Discussion and outlook

This manuscript serves as a walkthrough for the steps that were taken to develop an optimal model, with which to participate in the SAMPL7 challenge. Overall, the model that we developed performs very well, although in most cases only incremental improvements between subsequent models were observed.

Additional combinations can be tested to improve the model performance even more: using additional data (i.e. Martel’s) and/or predictions by other models (e.g. XlogP3) may well impact the model performance favorably. Although such a comprehensive investigation is beyond the scope of this paper, it may well be the topic of future work of ours.

In and by itself, the concept of modelling multiple properties as separate tasks within a multitask approach is not novel. What is novel, however, is that here we also consider different datasets for the same property as different tasks (e.g. ChEMBL_logP and Opera_logP). For many other types of assays this kind of data separation should make sense, too: e.g. shake-flask versus chromatographic logD, thermodynamic versus kinetic solubility, and functional versus binding assays.

Training a logP model on the basis of multiple predicted values is not novel per se: this has e.g. been done by JPlogP [36]. However, to the best of our knowledge, the addition of calculated properties as helper tasks to a multitask model is novel, and we expect it to have a wider applicability. Since these tasks only need to be calculated once, comprehensive further studies can easily and should be done to investigate whether the models improve if a larger set of (diverse) predictors were added as helper tasks.

An additional area of improvement could be the inclusion of physics-based features/predictions. ML models based on QM-derived features, such as ANI [37], allow for rapid estimation of QM-derived features. For ADME modelling QM-derived features have indeed improved model performance. Rather than going the QM-ML route, however, one could use other physics-based predictions that provide accurate logP estimates as additional tasks [38] in the same vein as we describe in this paper.

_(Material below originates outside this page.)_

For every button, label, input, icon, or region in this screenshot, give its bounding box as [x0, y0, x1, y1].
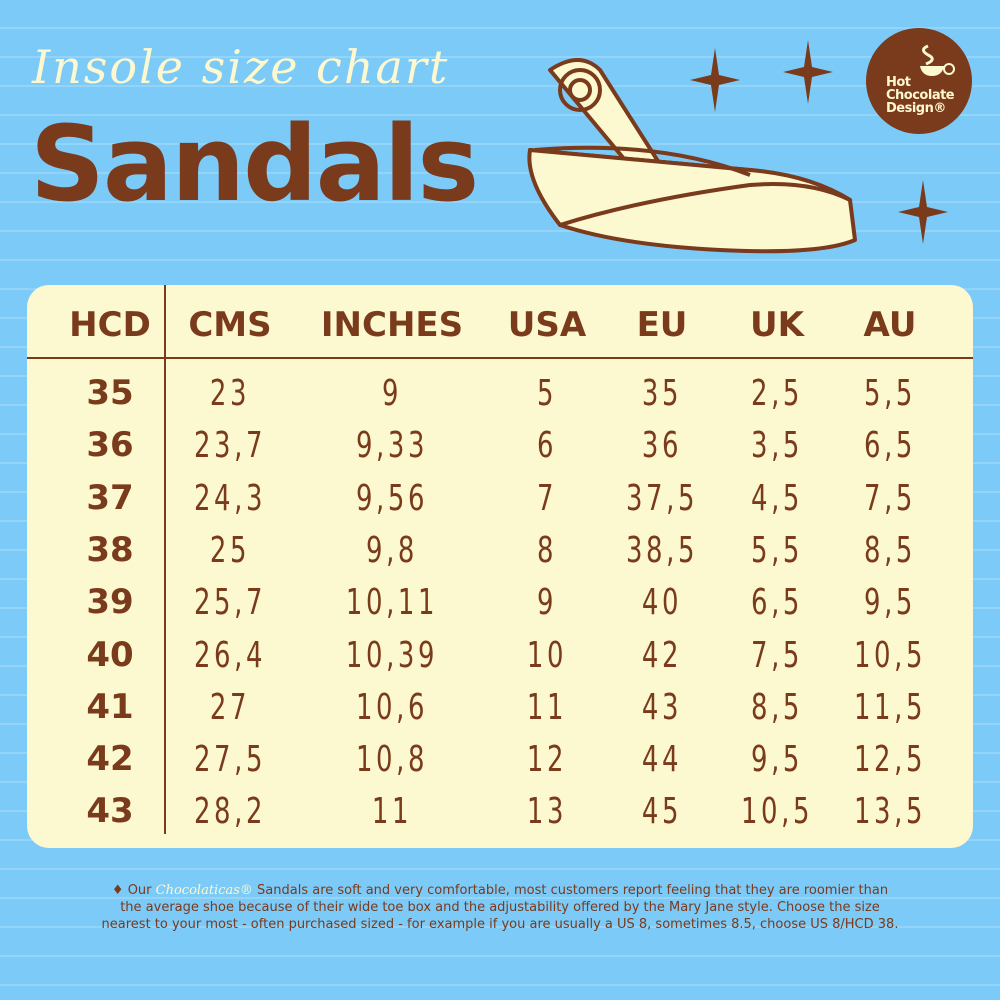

Finally, one improvement that is absolutely essential (not only for our models) is the proper estimation of the uncertainty of the predictions. Recently bayesian-based approaches have been described [39], also e.g. complementary to D-MPNN [40]. If uncertainties of the predictions could be accurately estimated this would impact in several ways: for instance to decide which compounds need to be made/tested in drug discovery projects, but also to decide which compounds need to be made/tested in order to improve the model.

Conclusions

In this manuscript we have discussed the steps that were taken to create an optimal D-MPNN based logP prediction model. This model was constructed for the SAMPL7 challenge, where it scored 2/17 in ranked submissions, and 4/36 in all submissions. Three key improvements over the default D-MPNN model were the result of using: (1) additional data sets for the same and related properties as helper tasks, (2) predicted properties (S+ logP/logD7.4) as helper tasks, and (3) an ensemble of models. In a retrospective analysis the model also outperformed other methods when applied to the compounds from the previous SAMPL6 challenge. Performance was second of the methods applied to the Martel data set, but not very good in absolute terms, indicating that further work is warranted. Based on our results, we are convinced that ensembles of multitask models, developed with helper tasks and employing predictions by other models for related properties have great potential application well beyond modelling logP.